The prospect of a tax hike has roiled local voters for months.
Rep. Peter G. Palumbo, D-Cranston, commissioned a poll of residents in May.
The biggest local concern: property taxes. “Controlling city spending” and education tied for a distant second, with improving the neighborhoods and illegal immigration trailing behind.
But the city, like many municipalities across the state, has to confront real financial problems.
A sagging economy has bitten into government revenues and the state has chopped non-education aid to cities and towns.
Meanwhile, health care and gasoline costs are on the rise.
In recent months, the City Council has eliminated the municipal engineering department and the School Committee has eliminated supervisors for academic, nursing and art programs.
The school district and City Hall, meanwhile, are fighting in court over millions in local education aid.
Fung, the Republican, acknowledges the impact of larger economic forces.
But he also blasts outgoing Mayor Michael T. Napolitano, a Democrat, for negotiating what he calls an overly generous firefighters contract and a series of ill-advised legal settlements.
The mayor has called the firefighters pact fair and affordable. And he has defended settlements with a police sergeant who claimed sexual harassment and a woman who was paralyzed from the waist down after a motorist fleeing the police struck her vehicle head-on.
Napolitano argued that the city, which paid the sergeant some $84,000 and the crash victim $2.5 million, faced steeper awards if the cases in question had gone to trial.
Fogarty says the Napolitano administration has not made any major financial gaffes, noting that the city has won bond rating hikes from three ratings agencies in recent months.
And she suggested that the city, despite the recent financial troubles, is on solid ground.
“We have a very strong reserve that other cities around us don’t necessarily have,” Fogarty said.
That reserve, estimated at some $20 million, is healthy by accounting standards.
But it could take a substantial hit if the schools prevail in a lawsuit designed to wrangle some $4.6 million in additional operating money from City Hall for the fiscal year that ended June 30.
And a district victory, under some interpretations of state law, would mean the $4.6 million is built into the district’s base funding formula –– an amount the city must pony up year after year.
That would mean even more trouble for the reserve down the line –– or, more likely, a property tax hike.

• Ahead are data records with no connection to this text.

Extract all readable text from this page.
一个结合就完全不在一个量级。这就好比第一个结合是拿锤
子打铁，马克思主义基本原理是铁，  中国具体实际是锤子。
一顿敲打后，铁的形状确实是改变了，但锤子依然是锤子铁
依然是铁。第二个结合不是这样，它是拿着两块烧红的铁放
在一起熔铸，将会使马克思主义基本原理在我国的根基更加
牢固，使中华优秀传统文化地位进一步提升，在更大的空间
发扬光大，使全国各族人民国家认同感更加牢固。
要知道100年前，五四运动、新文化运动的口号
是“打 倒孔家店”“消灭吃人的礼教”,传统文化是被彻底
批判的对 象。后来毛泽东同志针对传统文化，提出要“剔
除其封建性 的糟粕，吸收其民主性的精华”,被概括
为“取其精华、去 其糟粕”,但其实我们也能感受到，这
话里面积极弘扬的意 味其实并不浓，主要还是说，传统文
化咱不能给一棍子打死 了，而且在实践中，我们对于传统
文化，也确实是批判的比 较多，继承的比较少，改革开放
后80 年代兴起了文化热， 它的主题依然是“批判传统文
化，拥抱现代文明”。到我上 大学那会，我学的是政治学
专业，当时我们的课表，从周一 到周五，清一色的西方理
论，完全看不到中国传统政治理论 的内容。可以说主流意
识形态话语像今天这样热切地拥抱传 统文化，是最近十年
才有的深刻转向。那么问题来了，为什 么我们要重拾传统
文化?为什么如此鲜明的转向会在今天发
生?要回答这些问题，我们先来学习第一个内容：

Fogarty and Fung are well aware of the power of a tax hike. Both were elected to the council in 2002, when the city was on the brink of fiscal ruin.
And they supported a series of tax hikes, proposed by then-Mayor Stephen P. Laffey, designed to get the city back on its feet.
Both candidates insist that the fiscal recovery was about more than tax hikes –– pointing to a series of financial controls the council put in place at the time.
And Fung and Fogarty credit each other with playing substantial roles in the city’s return to solvency.
But the rivals have sparred over which candidate is better equipped to steer the city’s fiscal ship going forward.
Fogarty points to her work as chairwoman of the council’s Finance Committee and experience running her legal practice.
Fung, for his part, claims that his “broad experience” as a lawyer, lobbyist with a Fortune 100 company and City Council member makes him the better candidate.